A Historical Perspective
The advent of liposomology in the domain of nanoscience has revolutionised clinical therapy in the recent times (Lian & Ho, 2001). ‘Liposomes’, now a benchmark in drug delivery science, was conceptualized by Alec Bangham as ‘multilamellar smectic mesophases’ in the year 1964(Deamer, 2010). These bilayer structures were serendipitously observed by Bangham in the process of artificially emulating cell membranes while investigating properties of cellular constituents of blood. They were formerly referred to as ‘Banghasomes’. Gerald Weissmann suggested the term ‘liposomes’ to describe microscopic vesicles composed of one or more lipids (Sessa & Weissmann, 1968).
Jointly with Horne, Bangham demonstrated the existence of multilamellar phospholipid vesicles through electron micrographs (A. D. Bangham & Horne, 1964). His pioneering work ascertained that lipids were the primary permeability barrier to ions and large molecules (A. BanghamStandish & Weissmann, 1965; A. BanghamStandish & Watkins, 1965) following which scientists like Gregory Gregoriad is extrapolated the concept of liposomes to drug delivery in the 1970s (Gregoriadis, 1976a, 1976b). This led to a dissemination of liposomal systems into cell biology, medicine, chemistry and biophysics.
Twenty years after the introduction of liposomes to drug delivery, the pharmaceutical industry witnessed a paradigm shift with USFDA approval of Doxil™ (Alza Corporation) in the year 1995 (Weissig, 2010). It was the first marketed injectable liposomal formulation that corroborated the prescience of Bangham and associated scientists. This journey of liposomes from bench to clinic cannot disparage the efforts of Gregoriadis, Ryman, Weissmann and Papahadjopoulos who embarked upon the application of liposomes in drug delivery and formulation sciences. Following this, the subsequent years saw a precipitous rise in the number of patents and research articles emerging in the arena of liposomology and its applications in drug delivery.
Further investigations carried out to establish liposomes in the clinic emphasized on problems like inadequate comprehension of liposomal stability, circulation time in vivo, lipid-drug interactions and lipid-cell interactions (Lian & Ho, 2001). A consequent milestone in this field was laid by the work of Crowes who highlighted the potential of liposomes to be freeze dried and reconstituted. The invincible efforts of researchers like Gregoriadis, Papahadjopoulos, Lasic and their team led to the landmark discovery of long circulating liposomes, wherein, they tested the antitumour efficacy of polymer bearing lipids in vivo (Lasic & Martin, 1995).
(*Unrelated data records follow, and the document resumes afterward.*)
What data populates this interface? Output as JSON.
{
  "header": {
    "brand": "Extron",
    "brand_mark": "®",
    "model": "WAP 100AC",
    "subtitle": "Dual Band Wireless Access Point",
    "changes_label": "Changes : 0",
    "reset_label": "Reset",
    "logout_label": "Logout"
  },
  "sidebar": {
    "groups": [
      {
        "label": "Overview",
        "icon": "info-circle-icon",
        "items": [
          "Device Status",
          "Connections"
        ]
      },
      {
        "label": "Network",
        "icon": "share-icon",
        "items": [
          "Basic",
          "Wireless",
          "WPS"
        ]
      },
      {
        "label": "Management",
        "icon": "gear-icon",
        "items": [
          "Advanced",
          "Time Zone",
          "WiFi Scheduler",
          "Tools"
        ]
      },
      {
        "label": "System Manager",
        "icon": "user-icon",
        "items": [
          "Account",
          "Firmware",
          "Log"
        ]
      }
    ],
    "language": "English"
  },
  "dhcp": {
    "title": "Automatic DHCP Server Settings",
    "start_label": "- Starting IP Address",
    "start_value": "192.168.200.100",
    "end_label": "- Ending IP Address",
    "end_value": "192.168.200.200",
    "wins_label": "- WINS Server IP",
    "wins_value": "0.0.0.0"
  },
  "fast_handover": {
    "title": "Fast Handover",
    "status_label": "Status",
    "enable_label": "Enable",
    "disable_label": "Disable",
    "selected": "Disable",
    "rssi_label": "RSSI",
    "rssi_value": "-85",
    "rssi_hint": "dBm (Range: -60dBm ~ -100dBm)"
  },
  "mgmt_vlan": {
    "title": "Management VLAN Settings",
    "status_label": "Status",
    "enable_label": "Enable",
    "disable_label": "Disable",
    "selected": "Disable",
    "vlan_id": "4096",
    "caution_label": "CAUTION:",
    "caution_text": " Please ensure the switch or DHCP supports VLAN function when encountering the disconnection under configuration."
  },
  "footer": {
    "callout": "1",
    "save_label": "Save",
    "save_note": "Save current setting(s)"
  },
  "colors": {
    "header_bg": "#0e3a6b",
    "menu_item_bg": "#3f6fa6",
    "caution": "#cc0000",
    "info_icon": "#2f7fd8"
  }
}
Given the background of the discovery of liposomes and the work carried out towards the growth of this discipline in delivery science, we would like to draw the reader’s attention to how liposomes came into being much before they were discovered (Lasic & Barenholz, 1996). The use of liposomes dates back to the prehistoric man when eggs, which contain lecithin and cholesterol, were beaten in water. Virchow, in 1854, first described the swelling of lipids that he observed after transferring nerve cores in water. Later, many others like Lehmann (1911) and Reinitzer, who discovered liquid crystals, made similar observations, but failed to realize the presence of liposomes. In the course of analysing the cell structure and its constituents, Gortel and Wendelin 1926, introduced the concept of bilayered structure of cell membranes. This was followed by Danielli and Davson, who familiarised the world with the existence of a sandwich of proteins between the bilayers in 1935. Singer and Nicholson subsequently instituted the theory of the fluid-mosaic model. However, it was Bangham who comprehended the presence of an enclosed aqueous phase within the liposomes and thus laid the foundation for innovation in various disciplines.